MIT is conducting an internal review of the Epstein matter, which could be connected to donations from such influential tech-savvy billionaires as Bill Gates. The school has a history of taking underhanded jabs at disruptive and subversive tech like Bitcoin, and remaining tellingly silent when human rights activists are put on the spit of government persecution, or when ties with brutal, U.S.-supported dictatorial regimes like Saudi Arabia are concerned. In a joint-authored MIT Media Lab-connected piece published to The Atlantic in 2016, the writers state:

The [bitcoin] cryptocurrency is a powerful tool for early adopters and middle-class entrepreneurs, but it may not provide the opportunities in the developing world that its advocates claim.

That’s fair enough, and at face value a pretty innocuous and possibly substantial claim. But the Bitcoin critical hint-drops continue throughout the piece, suggesting to readers that they “dig into the ways mobile money is embedded in new, networked systems of control and value enclosure, as opposed to being a purely grassroots phenomenon for social inclusion.”

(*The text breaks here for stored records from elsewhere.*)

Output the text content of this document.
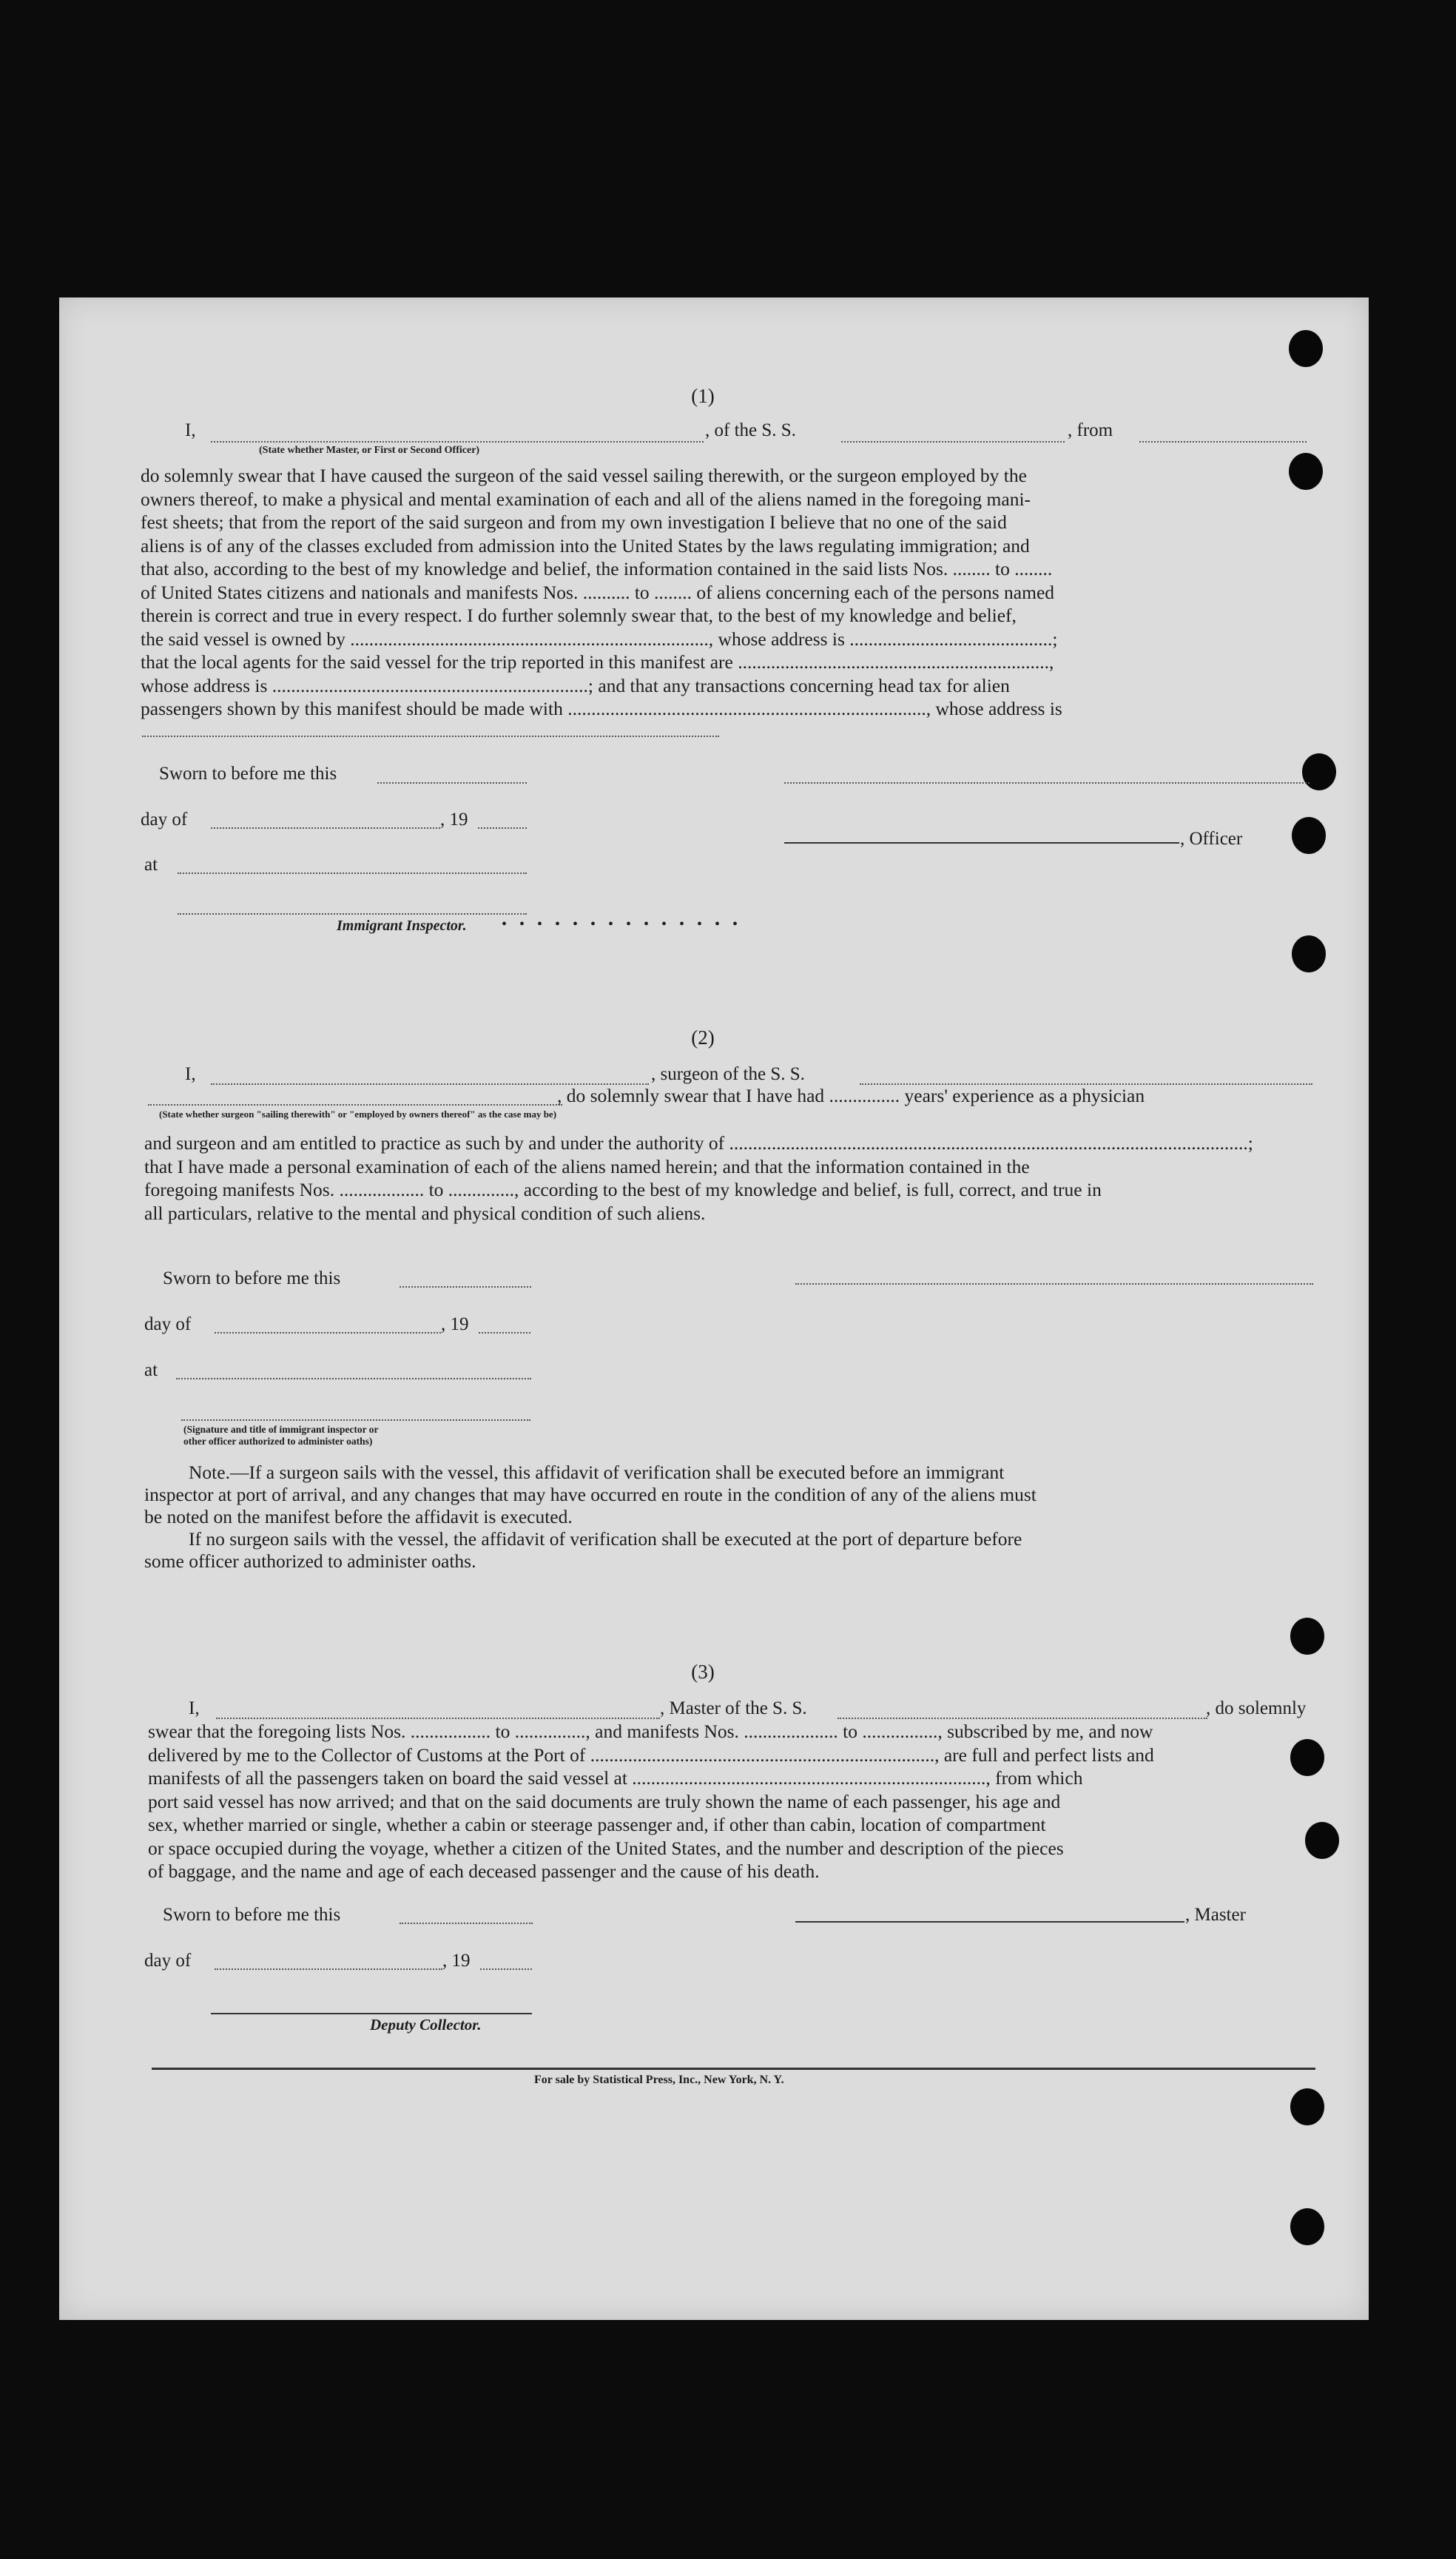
(1)
I,
(State whether Master, or First or Second Officer)
, of the S. S.	, from
do solemnly swear that I have caused the surgeon of the said vessel sailing therewith, or the surgeon employed by the
owners thereof, to make a physical and mental examination of each and all of the aliens named in the foregoing mani-
fest sheets; that from the report of the said surgeon and from my own investigation I believe that no one of the said
aliens is of any of the classes excluded from admission into the United States by the laws regulating immigration; and
that also, according to the best of my knowledge and belief, the information contained in the said lists Nos. ........ to ........
of United States citizens and nationals and manifests Nos. .......... to ........ of aliens concerning each of the persons named
therein is correct and true in every respect. I do further solemnly swear that, to the best of my knowledge and belief,
the said vessel is owned by ............................................................................, whose address is ...........................................;
that the local agents for the said vessel for the trip reported in this manifest are ..................................................................,
whose address is ...................................................................; and that any transactions concerning head tax for alien
passengers shown by this manifest should be made with ............................................................................, whose address is
Sworn to before me this
day of	, 19
, Officer
at
Immigrant Inspector. • • • • • • • • • • • • • •
(2)
I,	, surgeon of the S. S.
, do solemnly swear that I have had ............... years' experience as a physician
(State whether surgeon "sailing therewith" or "employed by owners thereof" as the case may be)
and surgeon and am entitled to practice as such by and under the authority of ..............................................................................................................;
that I have made a personal examination of each of the aliens named herein; and that the information contained in the
foregoing manifests Nos. .................. to .............., according to the best of my knowledge and belief, is full, correct, and true in
all particulars, relative to the mental and physical condition of such aliens.
Sworn to before me this
day of	, 19
at
(Signature and title of immigrant inspector or
other officer authorized to administer oaths)
Note.—If a surgeon sails with the vessel, this affidavit of verification shall be executed before an immigrant
inspector at port of arrival, and any changes that may have occurred en route in the condition of any of the aliens must
be noted on the manifest before the affidavit is executed.
If no surgeon sails with the vessel, the affidavit of verification shall be executed at the port of departure before
some officer authorized to administer oaths.
(3)
I,	, Master of the S. S.	, do solemnly
swear that the foregoing lists Nos. ................. to ..............., and manifests Nos. .................... to ................, subscribed by me, and now
delivered by me to the Collector of Customs at the Port of ........................................................................., are full and perfect lists and
manifests of all the passengers taken on board the said vessel at ..........................................................................., from which
port said vessel has now arrived; and that on the said documents are truly shown the name of each passenger, his age and
sex, whether married or single, whether a cabin or steerage passenger and, if other than cabin, location of compartment
or space occupied during the voyage, whether a citizen of the United States, and the number and description of the pieces
of baggage, and the name and age of each deceased passenger and the cause of his death.
Sworn to before me this	, Master
day of	, 19
Deputy Collector.
For sale by Statistical Press, Inc., New York, N. Y.
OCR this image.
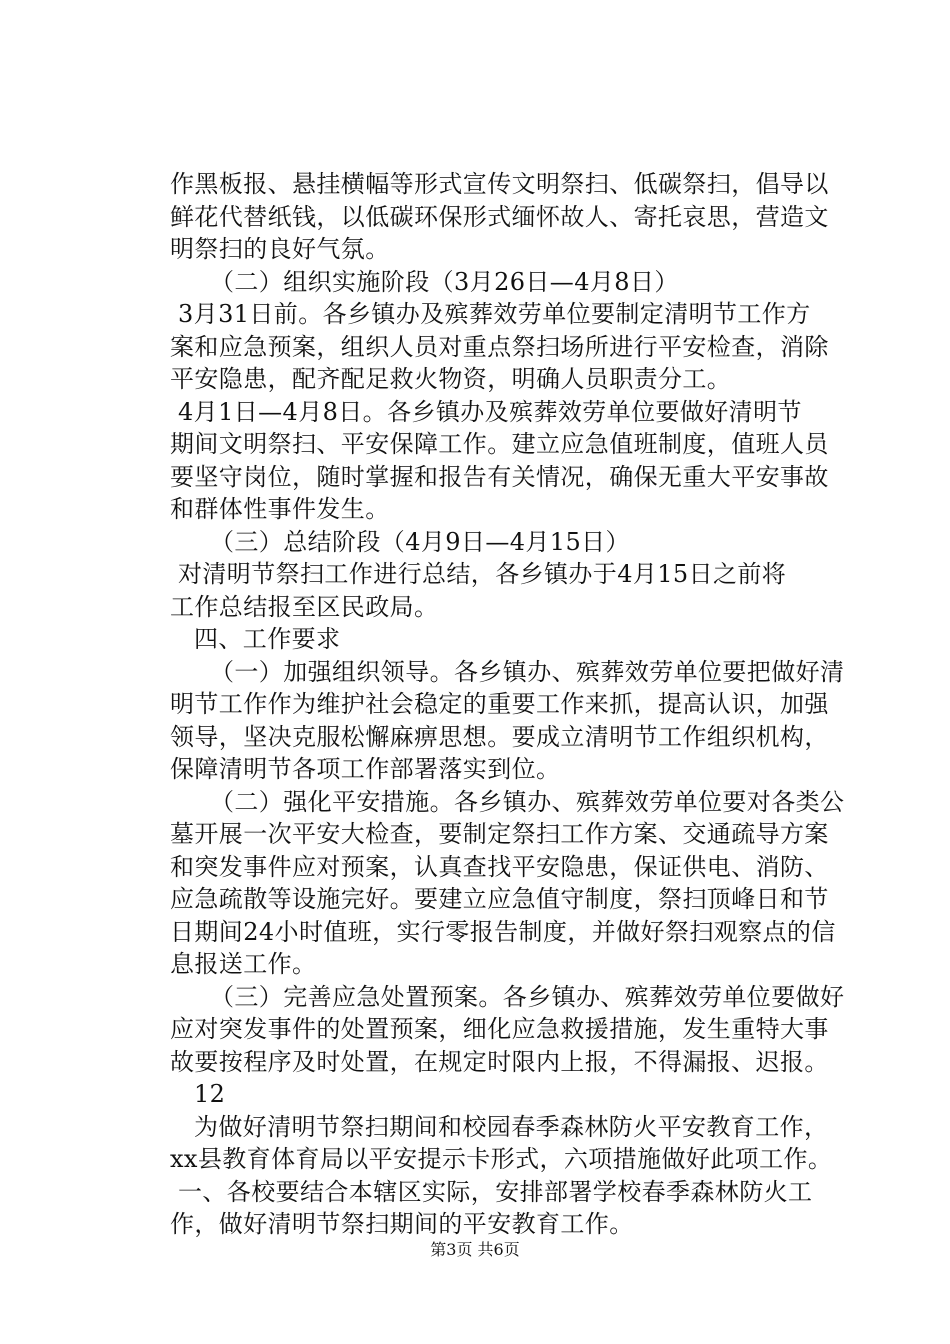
作黑板报、悬挂横幅等形式宣传文明祭扫、低碳祭扫，倡导以
鲜花代替纸钱，以低碳环保形式缅怀故人、寄托哀思，营造文
明祭扫的良好气氛。
（二）组织实施阶段（3月26日—4月8日）
3月31日前。各乡镇办及殡葬效劳单位要制定清明节工作方
案和应急预案，组织人员对重点祭扫场所进行平安检查，消除
平安隐患，配齐配足救火物资，明确人员职责分工。
4月1日—4月8日。各乡镇办及殡葬效劳单位要做好清明节
期间文明祭扫、平安保障工作。建立应急值班制度，值班人员
要坚守岗位，随时掌握和报告有关情况，确保无重大平安事故
和群体性事件发生。
（三）总结阶段（4月9日—4月15日）
对清明节祭扫工作进行总结，各乡镇办于4月15日之前将
工作总结报至区民政局。
四、工作要求
（一）加强组织领导。各乡镇办、殡葬效劳单位要把做好清
明节工作作为维护社会稳定的重要工作来抓，提高认识，加强
领导，坚决克服松懈麻痹思想。要成立清明节工作组织机构，
保障清明节各项工作部署落实到位。
（二）强化平安措施。各乡镇办、殡葬效劳单位要对各类公
墓开展一次平安大检查，要制定祭扫工作方案、交通疏导方案
和突发事件应对预案，认真查找平安隐患，保证供电、消防、
应急疏散等设施完好。要建立应急值守制度，祭扫顶峰日和节
日期间24小时值班，实行零报告制度，并做好祭扫观察点的信
息报送工作。
（三）完善应急处置预案。各乡镇办、殡葬效劳单位要做好
应对突发事件的处置预案，细化应急救援措施，发生重特大事
故要按程序及时处置，在规定时限内上报，不得漏报、迟报。
12
为做好清明节祭扫期间和校园春季森林防火平安教育工作，
xx县教育体育局以平安提示卡形式，六项措施做好此项工作。
一、各校要结合本辖区实际，安排部署学校春季森林防火工
作，做好清明节祭扫期间的平安教育工作。
第3页 共6页
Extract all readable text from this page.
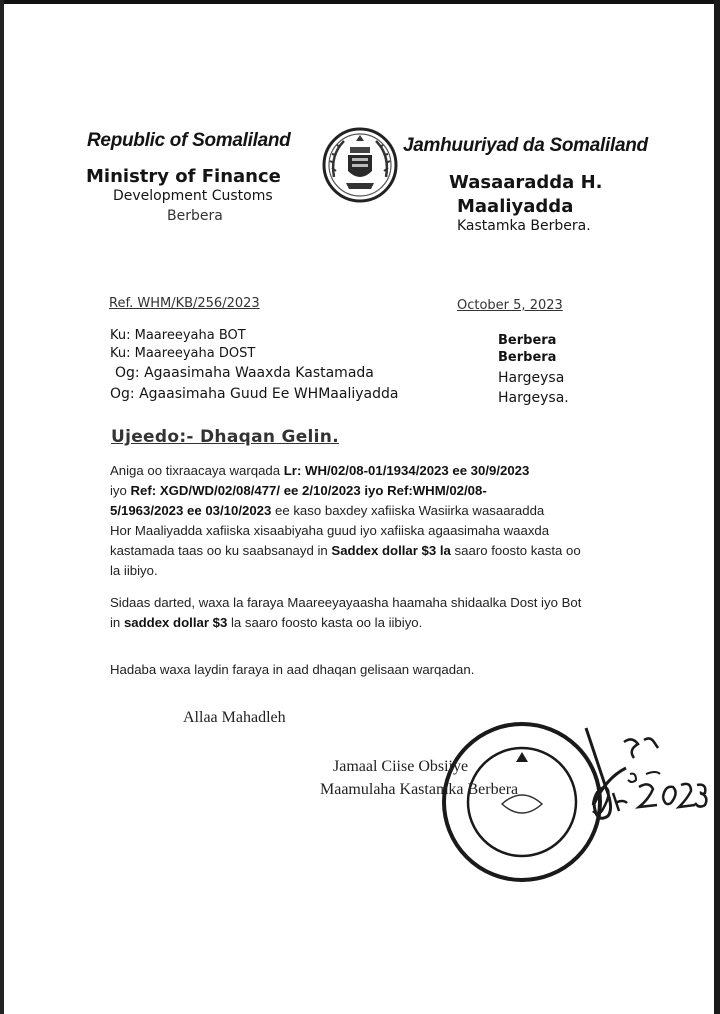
Republic of Somaliland

Ministry of Finance

Development Customs

Berbera

Jamhuuriyad da Somaliland

Wasaaradda H.

Maaliyadda

Kastamka Berbera.

Ref. WHM/KB/256/2023	October 5, 2023

Ku: Maareeyaha BOT	Berbera

Ku: Maareeyaha DOST	Berbera

Og: Agaasimaha Waaxda Kastamada	Hargeysa

Og: Agaasimaha Guud Ee WHMaaliyadda	Hargeysa.

Ujeedo:- Dhaqan Gelin.

Aniga oo tixraacaya warqada Lr: WH/02/08-01/1934/2023 ee 30/9/2023
iyo Ref: XGD/WD/02/08/477/ ee 2/10/2023 iyo Ref:WHM/02/08-
5/1963/2023 ee 03/10/2023 ee kaso baxdey xafiiska Wasiirka wasaaradda
Hor Maaliyadda xafiiska xisaabiyaha guud iyo xafiiska agaasimaha waaxda
kastamada taas oo ku saabsanayd in Saddex dollar $3 la saaro foosto kasta oo
la iibiyo.
Sidaas darted, waxa la faraya Maareeyayaasha haamaha shidaalka Dost iyo Bot
in saddex dollar $3 la saaro foosto kasta oo la iibiyo.

Hadaba waxa laydin faraya in aad dhaqan gelisaan warqadan.

Allaa Mahadleh

Jamaal Ciise Obsiiye

Maamulaha Kastamka Berbera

Tellingly, the url for the piece includes the word “hype” and the original title, prior to being edited, was “The New Bitcoin Myth.” For anyone that can read between the lines here, The Atlantic piece is an attempted attack on the utility of crypto and its revolutionary potential, coming from a massively government-funded university. According to a 2017 letter from MIT president L. Rafael Reif:

Congress will shape the final terms. But because we rely on federal funding for 66% of our campus research support, we must take this “blueprint” seriously, for both what it says and what it signals.